I remembered how hard the lockdown period was. I had anxiety, blockage, and claustrophobia. My disorders, of which I have several, were accentuated.
However, when I look back now to the case at hand and I see myself in a wheelchair, unable to do anything for myself, I have the feeling that it was the happiest time of the last few years. That dead time was the most alive.
I’m a person that never lets anyone help me, not even prepare me a single meal. I’m someone that thinks that I need to do everything because I can do it faster, in my way and better. But back then, I was getting undressed in front of my mother so she could help me to take a shower. I trusted her with every detail of my daily life. I just had to sit quietly waiting.
My anxiety turned into balm, my heart rate dropped, my breathing calmed and that mental tangle was gone. There was no disorder anymore, the one that has been a part of me for 15 years.
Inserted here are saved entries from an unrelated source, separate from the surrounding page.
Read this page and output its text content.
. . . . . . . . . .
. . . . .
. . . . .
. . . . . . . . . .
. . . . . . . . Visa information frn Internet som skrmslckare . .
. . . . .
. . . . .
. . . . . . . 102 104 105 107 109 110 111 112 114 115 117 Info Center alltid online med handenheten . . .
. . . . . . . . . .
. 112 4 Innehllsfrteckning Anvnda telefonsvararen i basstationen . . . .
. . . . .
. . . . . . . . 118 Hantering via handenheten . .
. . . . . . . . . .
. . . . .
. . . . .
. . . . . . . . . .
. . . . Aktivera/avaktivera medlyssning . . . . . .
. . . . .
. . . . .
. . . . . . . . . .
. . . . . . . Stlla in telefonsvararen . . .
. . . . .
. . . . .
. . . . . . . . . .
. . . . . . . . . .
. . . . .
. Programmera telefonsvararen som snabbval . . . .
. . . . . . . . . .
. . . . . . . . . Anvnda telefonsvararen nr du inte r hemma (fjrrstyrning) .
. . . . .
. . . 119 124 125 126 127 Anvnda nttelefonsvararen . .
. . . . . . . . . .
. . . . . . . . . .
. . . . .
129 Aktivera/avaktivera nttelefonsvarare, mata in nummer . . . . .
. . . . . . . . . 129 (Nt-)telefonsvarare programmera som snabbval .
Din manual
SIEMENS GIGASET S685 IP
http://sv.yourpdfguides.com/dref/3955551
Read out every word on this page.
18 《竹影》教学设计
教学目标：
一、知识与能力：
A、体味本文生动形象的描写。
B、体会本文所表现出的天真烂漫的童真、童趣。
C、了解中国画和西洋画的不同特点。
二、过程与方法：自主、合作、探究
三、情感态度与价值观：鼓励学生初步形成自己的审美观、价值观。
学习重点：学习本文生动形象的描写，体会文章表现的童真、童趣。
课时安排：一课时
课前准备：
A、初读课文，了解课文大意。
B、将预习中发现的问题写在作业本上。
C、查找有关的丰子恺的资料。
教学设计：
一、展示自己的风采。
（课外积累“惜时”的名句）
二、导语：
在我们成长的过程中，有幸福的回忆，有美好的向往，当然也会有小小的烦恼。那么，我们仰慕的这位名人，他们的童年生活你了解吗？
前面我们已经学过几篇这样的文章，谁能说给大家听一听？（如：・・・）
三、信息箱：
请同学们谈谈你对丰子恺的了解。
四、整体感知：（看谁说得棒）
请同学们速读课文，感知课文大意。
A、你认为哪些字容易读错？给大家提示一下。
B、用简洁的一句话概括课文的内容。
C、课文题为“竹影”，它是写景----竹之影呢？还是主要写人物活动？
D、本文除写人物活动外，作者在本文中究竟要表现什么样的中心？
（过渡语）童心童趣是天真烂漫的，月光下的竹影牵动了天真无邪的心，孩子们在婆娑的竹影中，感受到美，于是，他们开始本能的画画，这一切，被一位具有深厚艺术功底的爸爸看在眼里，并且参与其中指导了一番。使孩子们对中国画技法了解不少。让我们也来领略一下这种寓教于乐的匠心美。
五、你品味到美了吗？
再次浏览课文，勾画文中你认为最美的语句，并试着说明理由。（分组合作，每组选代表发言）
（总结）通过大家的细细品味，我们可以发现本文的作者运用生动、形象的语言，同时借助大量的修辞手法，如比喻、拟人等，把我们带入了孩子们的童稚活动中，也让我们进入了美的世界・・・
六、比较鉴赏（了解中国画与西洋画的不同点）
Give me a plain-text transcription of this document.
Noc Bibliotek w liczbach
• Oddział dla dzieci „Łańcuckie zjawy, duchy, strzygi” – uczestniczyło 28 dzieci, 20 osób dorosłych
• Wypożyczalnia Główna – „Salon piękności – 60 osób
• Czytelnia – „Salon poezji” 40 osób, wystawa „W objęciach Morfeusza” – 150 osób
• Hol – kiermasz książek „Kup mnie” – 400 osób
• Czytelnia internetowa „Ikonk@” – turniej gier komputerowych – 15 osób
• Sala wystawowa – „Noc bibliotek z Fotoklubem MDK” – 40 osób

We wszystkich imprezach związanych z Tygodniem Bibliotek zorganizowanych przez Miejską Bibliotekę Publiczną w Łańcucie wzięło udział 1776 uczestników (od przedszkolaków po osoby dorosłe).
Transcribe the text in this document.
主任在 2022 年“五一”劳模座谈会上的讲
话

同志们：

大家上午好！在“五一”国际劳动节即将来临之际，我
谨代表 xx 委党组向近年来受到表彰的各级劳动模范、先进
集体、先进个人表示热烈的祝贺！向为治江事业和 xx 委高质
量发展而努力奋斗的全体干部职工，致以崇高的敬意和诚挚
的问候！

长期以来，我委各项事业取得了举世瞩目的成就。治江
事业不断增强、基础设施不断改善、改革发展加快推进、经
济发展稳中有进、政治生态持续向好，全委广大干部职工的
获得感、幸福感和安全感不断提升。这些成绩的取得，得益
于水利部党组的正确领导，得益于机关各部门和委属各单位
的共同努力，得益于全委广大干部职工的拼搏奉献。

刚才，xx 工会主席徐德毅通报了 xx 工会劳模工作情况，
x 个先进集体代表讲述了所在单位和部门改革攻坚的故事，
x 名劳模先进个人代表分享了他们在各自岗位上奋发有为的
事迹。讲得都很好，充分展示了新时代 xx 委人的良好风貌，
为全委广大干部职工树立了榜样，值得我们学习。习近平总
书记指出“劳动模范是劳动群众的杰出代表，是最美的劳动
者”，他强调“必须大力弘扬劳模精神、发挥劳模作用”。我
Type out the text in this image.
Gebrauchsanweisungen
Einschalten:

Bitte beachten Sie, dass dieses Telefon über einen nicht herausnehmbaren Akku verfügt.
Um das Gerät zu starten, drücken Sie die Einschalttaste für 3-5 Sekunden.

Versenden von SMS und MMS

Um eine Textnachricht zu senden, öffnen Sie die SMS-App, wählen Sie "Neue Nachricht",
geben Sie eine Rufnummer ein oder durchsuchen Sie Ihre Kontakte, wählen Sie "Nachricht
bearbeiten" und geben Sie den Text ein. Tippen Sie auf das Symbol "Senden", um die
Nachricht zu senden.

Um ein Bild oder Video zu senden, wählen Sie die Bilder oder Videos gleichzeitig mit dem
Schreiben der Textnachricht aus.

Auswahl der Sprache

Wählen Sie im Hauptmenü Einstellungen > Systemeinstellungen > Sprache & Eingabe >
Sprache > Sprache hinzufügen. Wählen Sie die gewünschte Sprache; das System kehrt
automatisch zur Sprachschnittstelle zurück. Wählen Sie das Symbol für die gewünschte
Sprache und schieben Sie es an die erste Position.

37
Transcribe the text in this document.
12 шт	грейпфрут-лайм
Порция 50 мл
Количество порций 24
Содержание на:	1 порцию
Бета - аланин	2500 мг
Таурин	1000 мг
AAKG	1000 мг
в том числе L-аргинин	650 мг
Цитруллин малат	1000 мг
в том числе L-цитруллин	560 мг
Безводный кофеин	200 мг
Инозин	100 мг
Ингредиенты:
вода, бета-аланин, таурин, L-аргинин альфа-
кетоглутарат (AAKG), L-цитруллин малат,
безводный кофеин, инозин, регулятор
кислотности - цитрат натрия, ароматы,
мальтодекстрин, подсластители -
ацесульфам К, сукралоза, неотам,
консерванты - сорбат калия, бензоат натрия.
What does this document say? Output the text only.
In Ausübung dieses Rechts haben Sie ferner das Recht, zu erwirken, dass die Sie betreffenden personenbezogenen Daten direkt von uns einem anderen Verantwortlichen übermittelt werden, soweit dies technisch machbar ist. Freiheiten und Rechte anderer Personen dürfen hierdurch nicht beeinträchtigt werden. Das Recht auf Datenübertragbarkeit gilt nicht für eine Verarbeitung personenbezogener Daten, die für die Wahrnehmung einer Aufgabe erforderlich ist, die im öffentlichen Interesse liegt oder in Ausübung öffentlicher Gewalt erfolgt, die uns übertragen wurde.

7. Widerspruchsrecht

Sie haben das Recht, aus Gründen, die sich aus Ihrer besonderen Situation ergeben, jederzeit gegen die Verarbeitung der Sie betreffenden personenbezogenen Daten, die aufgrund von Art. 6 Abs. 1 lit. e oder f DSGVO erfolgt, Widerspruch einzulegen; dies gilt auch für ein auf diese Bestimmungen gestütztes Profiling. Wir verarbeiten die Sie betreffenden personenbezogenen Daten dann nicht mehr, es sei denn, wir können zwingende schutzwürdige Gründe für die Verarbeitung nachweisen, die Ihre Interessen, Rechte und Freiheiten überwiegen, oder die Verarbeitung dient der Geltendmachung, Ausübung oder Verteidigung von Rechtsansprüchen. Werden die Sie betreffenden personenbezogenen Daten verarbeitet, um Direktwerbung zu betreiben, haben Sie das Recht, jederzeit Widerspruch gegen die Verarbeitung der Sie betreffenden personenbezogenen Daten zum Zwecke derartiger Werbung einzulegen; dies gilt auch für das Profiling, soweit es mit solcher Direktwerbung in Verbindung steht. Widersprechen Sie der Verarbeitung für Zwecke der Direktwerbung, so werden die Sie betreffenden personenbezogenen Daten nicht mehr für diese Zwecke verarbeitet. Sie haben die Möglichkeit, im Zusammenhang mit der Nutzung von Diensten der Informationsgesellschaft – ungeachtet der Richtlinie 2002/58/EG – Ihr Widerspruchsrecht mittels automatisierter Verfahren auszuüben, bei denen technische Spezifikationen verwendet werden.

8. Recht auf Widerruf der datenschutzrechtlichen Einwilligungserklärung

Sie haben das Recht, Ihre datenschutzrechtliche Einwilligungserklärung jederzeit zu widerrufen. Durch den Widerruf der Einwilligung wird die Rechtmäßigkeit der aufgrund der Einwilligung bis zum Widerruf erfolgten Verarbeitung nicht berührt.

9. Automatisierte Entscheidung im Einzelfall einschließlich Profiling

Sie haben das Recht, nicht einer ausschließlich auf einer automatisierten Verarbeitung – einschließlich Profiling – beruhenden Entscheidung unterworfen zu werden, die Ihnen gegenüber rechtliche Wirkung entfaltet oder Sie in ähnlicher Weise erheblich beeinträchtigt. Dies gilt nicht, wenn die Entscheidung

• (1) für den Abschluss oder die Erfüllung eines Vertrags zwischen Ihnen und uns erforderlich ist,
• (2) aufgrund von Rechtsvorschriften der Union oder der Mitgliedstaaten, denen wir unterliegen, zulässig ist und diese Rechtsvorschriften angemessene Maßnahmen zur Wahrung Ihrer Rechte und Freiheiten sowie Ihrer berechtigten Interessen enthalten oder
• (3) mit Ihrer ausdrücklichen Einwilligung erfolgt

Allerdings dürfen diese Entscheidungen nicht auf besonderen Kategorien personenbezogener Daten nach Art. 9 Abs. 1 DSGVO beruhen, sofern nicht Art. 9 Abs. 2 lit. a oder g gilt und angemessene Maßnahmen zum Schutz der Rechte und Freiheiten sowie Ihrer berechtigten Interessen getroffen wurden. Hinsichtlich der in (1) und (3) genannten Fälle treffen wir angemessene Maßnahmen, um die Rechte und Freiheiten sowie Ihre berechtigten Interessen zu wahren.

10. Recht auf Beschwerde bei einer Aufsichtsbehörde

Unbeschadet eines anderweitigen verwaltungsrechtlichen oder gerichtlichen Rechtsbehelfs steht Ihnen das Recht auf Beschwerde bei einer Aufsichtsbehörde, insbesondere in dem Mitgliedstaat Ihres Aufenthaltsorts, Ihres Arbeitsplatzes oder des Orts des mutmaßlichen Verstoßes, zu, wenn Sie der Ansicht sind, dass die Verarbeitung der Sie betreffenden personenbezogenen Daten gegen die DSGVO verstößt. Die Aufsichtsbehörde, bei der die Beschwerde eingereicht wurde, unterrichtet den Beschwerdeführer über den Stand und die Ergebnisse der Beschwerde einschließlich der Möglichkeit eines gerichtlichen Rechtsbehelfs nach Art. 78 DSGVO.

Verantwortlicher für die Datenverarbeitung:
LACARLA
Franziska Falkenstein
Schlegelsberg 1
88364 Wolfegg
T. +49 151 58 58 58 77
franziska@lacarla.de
So I started to write. I knew my anxiety would come back one day, so I wanted to leave testimony of all the good things that were happening to me, so that my head would never be able to say that it had all been a dream.
I worked every day, I moved my leg, I repeated fictitious movements. The leg didn't move but I worked on the order of my brain. Soon my leg began to move, then my knee, then my hip. Watching it was painful, but I moved anyway and recorded myself: "Mum, record me doing this". "Mummy look, record me, record me". How patient she was. How much I loved her, how much I love her now and how much I am afraid of losing her.
I kept working and kept moving. The scars gave me a few problems and I had to go to the hospital every day, but I didn't give up.
***
My recovery has been amazing, my doctor keeps telling me it is not normal and I am proud. My sister (a great physiotherapist) is proud, and that is perhaps what touches me the most. I never gave up, I never stopped working.
In July I was already on the turbo trainer. In August I took the bike out for the first time and in September I could already do two to three hour rides. The support and advice of David Barranco, my coach, has been fundamental. I put myself, I still put myself, in his hands, blinded.
After this experience, I want to praise public health and its workers. I received so much love from the hospital nurses and assistants. I’ve learned that people are good, even though sometimes people want to believe the opposite. I entered the hospital with a lot of fear and little by little I began to blossom again. They didn't leave me for a moment, I didn't have time to fall.
I left the hospital full of energy. Those weeks changed me and gave me a strength that nourished me for many months. Today I am still fighting, I am struggling sometimes, the moments of inertia are lower and I am the one who pushes most of the time. But I want to believe that I am winning.
People say that what doesn't kill makes you stronger. Forget about that, you are already lucky enough it didn't kill you.
I'm the same person, I have the same shadows, I'm not stronger, I’m not wiser, but I have perspective. And this is a power I didn’t know I had. Those bright days reflected in my diary remind me that I can overcome, I can fight, I don’t give up and I can ride my bike again.
Now I still have bad days, days spent stuck in the concrete of a head which undermines itself. But I embrace that feeling, host it and tame it. And then I come out on fire, floating, the machinery full of ideas working again.
Today, just one year after my crash, which came just in time to save my life, I am back enjoying myself on the bike, I am back burning my arms and breathing hot air. I am back meeting new people and being thankful for every minute I spend in the great outdoors.
Because there is something I know now: how rare it is for everything in your life to go well, and how good it feels to be aware when it does.